Tuesday, February 16, 2010

Defamiliarization


They give these shoes to us --these shoes that people on the outs can choose to pay a lot of money for. They make me wear these shoes that take me through that door that will slam my life behind me--my lady, my baby, my mom who’s suffered and done so much for me. If I could, I would run my feet to bloody pulp the other way, back in time, correct that time, stay in line. It’s too late for time to serve me. Instead, it’s the other way around.

Structuralism Analysis

As in Saussure's breakdown of signifier and signified as having the dual potential influences of the synchronic and the diachronic in our understanding and experience, so too in advertising image there can be an intended effect operating on two levels: the immediate, and the historical. "Everything that relates to the static side of our science is synchronic; everything that has to do with evolution is diachronic" (Saussure 64).

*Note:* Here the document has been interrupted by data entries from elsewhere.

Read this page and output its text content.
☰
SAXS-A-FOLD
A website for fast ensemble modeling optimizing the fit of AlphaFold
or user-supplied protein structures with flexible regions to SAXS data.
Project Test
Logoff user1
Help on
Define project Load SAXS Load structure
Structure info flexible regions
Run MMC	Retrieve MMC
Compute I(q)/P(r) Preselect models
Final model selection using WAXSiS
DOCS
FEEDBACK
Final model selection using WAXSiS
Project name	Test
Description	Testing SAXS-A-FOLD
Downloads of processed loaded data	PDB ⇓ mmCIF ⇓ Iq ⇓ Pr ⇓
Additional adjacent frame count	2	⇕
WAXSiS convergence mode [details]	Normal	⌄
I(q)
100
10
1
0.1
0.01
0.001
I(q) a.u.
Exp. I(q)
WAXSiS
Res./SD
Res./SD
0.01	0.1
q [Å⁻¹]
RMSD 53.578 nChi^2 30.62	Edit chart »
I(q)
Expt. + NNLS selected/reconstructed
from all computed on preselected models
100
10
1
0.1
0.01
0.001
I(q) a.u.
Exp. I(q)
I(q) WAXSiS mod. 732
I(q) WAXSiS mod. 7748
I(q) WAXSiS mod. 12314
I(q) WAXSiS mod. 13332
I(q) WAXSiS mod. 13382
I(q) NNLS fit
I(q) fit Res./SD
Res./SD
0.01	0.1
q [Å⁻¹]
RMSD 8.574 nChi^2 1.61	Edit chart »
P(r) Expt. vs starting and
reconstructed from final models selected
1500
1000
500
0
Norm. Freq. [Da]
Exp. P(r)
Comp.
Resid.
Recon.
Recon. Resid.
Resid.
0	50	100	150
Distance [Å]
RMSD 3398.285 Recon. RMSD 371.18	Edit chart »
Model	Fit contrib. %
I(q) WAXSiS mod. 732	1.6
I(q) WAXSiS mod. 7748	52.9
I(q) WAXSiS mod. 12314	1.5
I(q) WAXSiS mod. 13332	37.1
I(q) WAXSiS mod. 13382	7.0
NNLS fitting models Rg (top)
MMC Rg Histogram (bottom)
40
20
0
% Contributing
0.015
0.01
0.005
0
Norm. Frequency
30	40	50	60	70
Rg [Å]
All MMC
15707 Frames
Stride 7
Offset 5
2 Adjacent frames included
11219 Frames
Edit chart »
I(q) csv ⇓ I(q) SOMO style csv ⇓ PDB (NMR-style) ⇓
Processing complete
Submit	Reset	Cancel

Because the Converse All-Star sneaker has kept the same basic design since the 1950's, it has diachronic or historic appeal. Basketball player Chuck Taylor favored the shoe, and it became popular with 1950's greaser and rockabilly culture. The low top version of the shoe was designed by Chuck Taylor in the '60's and the sneaker was adopted as a fashion trend among punk rockers of the '70's and '80's. The same style of black tennis shoe has also been the issued shoe in the Los Angeles Juvenile Hall system since the '60's. This vintage, unchanged design, in association with sports stars, rock and roll and criminality has given the shoe a tremendous counter-culture allure. The hard reality, however, of life in juvenile hall, is not very alluring.

Works Cited

Saussure, Ferdinand. "Course in General Linguistics." Literary Theory: An Anthology. Ed. Julie Rivkin, Michael Ryan. Malden:Blackwell, 1998. 64. Print.